One Month After Initial Rebellion, UN Imposes No-Fly Zone

One month after the February 17th revolt of young Libyans favoring Democracy, the international community has decided that it wants to be militarily involved.

The UN Security Council has voted to authorize and back a No-Fly Zone over Libya, something I have long argued against. Russia and China abstained from the vote. I still maintain that this is a mistake.

However, sometimes people do walk out of a casino with more money than when they entered. That is the best thing we can do here, hope that this poor gamble pays off. The first bombs may be dropping tonight.

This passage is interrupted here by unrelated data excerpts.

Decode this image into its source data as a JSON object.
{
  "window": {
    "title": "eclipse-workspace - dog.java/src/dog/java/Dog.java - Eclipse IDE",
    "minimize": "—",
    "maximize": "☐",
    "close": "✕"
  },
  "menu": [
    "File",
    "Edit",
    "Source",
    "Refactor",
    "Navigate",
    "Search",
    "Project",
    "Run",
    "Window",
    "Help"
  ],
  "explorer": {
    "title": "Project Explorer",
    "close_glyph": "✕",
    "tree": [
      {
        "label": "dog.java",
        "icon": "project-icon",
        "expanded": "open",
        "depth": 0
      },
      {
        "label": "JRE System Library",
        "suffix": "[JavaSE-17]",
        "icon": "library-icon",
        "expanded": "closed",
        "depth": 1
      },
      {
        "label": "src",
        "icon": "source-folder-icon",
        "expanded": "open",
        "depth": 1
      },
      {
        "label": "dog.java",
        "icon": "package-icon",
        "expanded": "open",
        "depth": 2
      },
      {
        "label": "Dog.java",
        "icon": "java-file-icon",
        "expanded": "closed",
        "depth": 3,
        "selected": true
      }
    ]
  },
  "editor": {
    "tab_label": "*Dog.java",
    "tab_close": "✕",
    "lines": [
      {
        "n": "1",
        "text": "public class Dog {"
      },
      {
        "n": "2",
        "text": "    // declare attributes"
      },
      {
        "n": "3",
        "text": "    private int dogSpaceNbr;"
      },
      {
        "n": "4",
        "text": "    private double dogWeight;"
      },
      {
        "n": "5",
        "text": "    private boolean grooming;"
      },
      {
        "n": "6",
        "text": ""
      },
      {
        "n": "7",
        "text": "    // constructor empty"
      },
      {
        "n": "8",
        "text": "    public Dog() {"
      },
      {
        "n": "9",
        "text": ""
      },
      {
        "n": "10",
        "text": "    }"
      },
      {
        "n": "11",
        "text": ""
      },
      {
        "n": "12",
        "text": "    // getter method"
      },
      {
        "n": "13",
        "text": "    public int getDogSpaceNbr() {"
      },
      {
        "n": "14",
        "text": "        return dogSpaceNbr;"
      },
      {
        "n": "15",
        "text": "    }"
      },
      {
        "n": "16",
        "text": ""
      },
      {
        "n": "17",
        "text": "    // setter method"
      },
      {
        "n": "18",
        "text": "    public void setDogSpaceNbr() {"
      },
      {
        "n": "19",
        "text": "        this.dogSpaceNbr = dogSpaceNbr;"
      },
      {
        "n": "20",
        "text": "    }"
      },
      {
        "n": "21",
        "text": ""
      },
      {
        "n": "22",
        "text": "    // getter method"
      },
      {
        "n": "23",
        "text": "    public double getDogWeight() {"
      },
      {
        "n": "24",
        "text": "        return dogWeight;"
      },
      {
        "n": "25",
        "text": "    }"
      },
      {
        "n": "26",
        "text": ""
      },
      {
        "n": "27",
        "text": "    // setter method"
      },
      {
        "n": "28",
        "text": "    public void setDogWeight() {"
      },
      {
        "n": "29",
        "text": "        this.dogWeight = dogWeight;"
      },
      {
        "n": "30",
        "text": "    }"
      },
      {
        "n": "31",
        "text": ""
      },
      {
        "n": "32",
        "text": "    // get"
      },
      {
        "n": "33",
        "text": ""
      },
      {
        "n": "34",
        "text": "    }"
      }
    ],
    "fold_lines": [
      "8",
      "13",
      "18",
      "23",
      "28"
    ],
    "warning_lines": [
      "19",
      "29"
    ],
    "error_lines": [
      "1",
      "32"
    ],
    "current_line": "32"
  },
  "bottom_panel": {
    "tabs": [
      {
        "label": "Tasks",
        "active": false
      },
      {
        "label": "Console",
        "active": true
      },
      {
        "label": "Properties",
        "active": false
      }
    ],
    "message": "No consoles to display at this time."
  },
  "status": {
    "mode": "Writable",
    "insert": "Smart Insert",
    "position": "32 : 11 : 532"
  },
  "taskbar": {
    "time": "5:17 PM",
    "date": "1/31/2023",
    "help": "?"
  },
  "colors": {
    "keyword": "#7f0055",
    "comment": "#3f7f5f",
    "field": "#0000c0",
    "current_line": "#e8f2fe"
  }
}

This is a freeze frame from live video I am watching right now, at 4 pm Pacific Standard time. This is Benghazi, heart of the Rebellion. Celebratory fire is audible, as is jubilant chanting and singing. It isn’t visible in this particular grainy screen capture, but I believe I can see Iraqi, French (or Italian? Hard to tell.), Qatari and Palestinian flags flying in addition to pre-Gaddafi Libyan flags.
Libyans in Benghazi waving pre-Gaddafi flag of Libya

(Image Credit: Al Jazeera live)

I am reminded of Pope John Paul II’s visit to Communist Poland in 1979. This marked an important moment for the Polish people’s eventual transition to Democracy in 1989.

Poles cheering the Pope.

(Image Credit: Wikipedia)

One can assume offensive operations by Gaddafi have ceased, moral of government troops has just dropped substantially, and we can clearly see that Rebel morale just skyrocketed. It should be an interesting night. The protesters pictured above had better hope that combat air patrols are already in effect, or they are a very vulnerable target to Gaddafi’s air power at present.

The sweeping measure authorizes

…not only a no-fly zone but effectively any measures short of a ground invasion to halt attacks that might result in civilian fatalities.

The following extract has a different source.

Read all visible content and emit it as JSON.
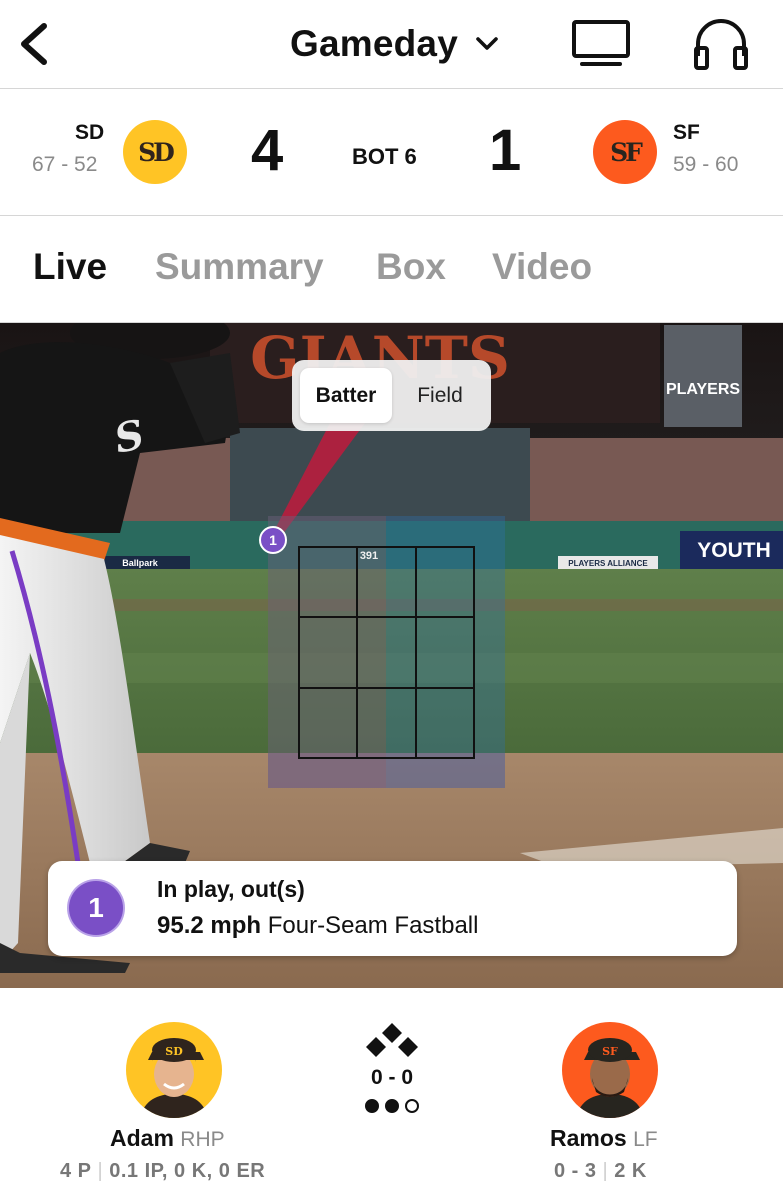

Furthermore, in a move I strongly support, the temporary military regime in Egypt has

begun shipping arms over the border to Libyan rebels with Washington’s knowledge, U.S. and Libyan rebel officials said.

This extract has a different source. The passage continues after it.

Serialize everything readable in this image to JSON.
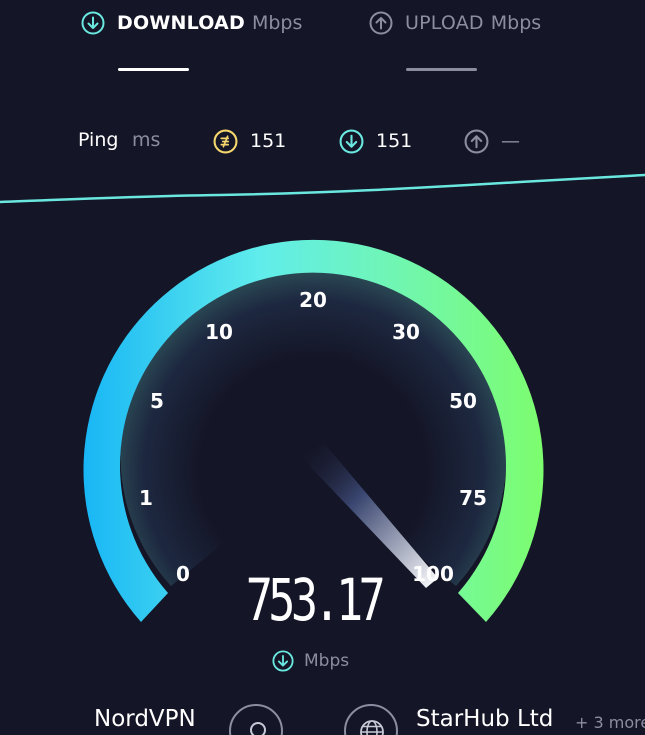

Other reports just coming out indicate that food shipments from Qatar had been flowing through Egypt for some time to Rebel forces, and that the Rebels themselves have restored captured Government aircraft to working order and launched air raids against Gaddafi’s forces for the first time, yesterday.

The Removal of Libyan Air Defenses

If airstrikes aimed at removing the Libyan ability to shoot down allied aircraft from the ground begins, a problem for civilians in Government held cities will be automated defense systems of international aircraft. Gaddafi will have placed his anti aircraft assets in populated areas, and when defensive weapons fired by international aircraft automatically home in on Gaddafi’s anti aircraft assets and destroy them, they will also be destroying the civilian building they were sitting on.

This will result in hundreds of civilian deaths.

How This Should Be Implemented

I’d still prefer no no-fly zone, but if we are determined to implement it… All cities except for one that are currently in Rebel hands are coastal cities. Allied aircraft 10 miles away from the threshold of airspace over Libyan soil can still kill Libyan aircraft approaching Rebel-held population centers. That is the best way to implement this with minimal civilian casualties. I don’t believe Libyan government forces have any surface to air missiles or anti-aircraft guns that can touch allied aircraft at that distance – about 9 miles being the maximum range of the most worrisome Libyan SAM. It isn’t known if many of Gaddafi’s much longer ranged SA-5/S-200 systems are operational but, if they prove to be operational and actually a threat to allied air superiority fighters (SA-5s are designed to defend against large poorly-maneuverable bombers such as the B-52, not fighters such as the US Navy’s F/A-18), things may be forced to be ugly.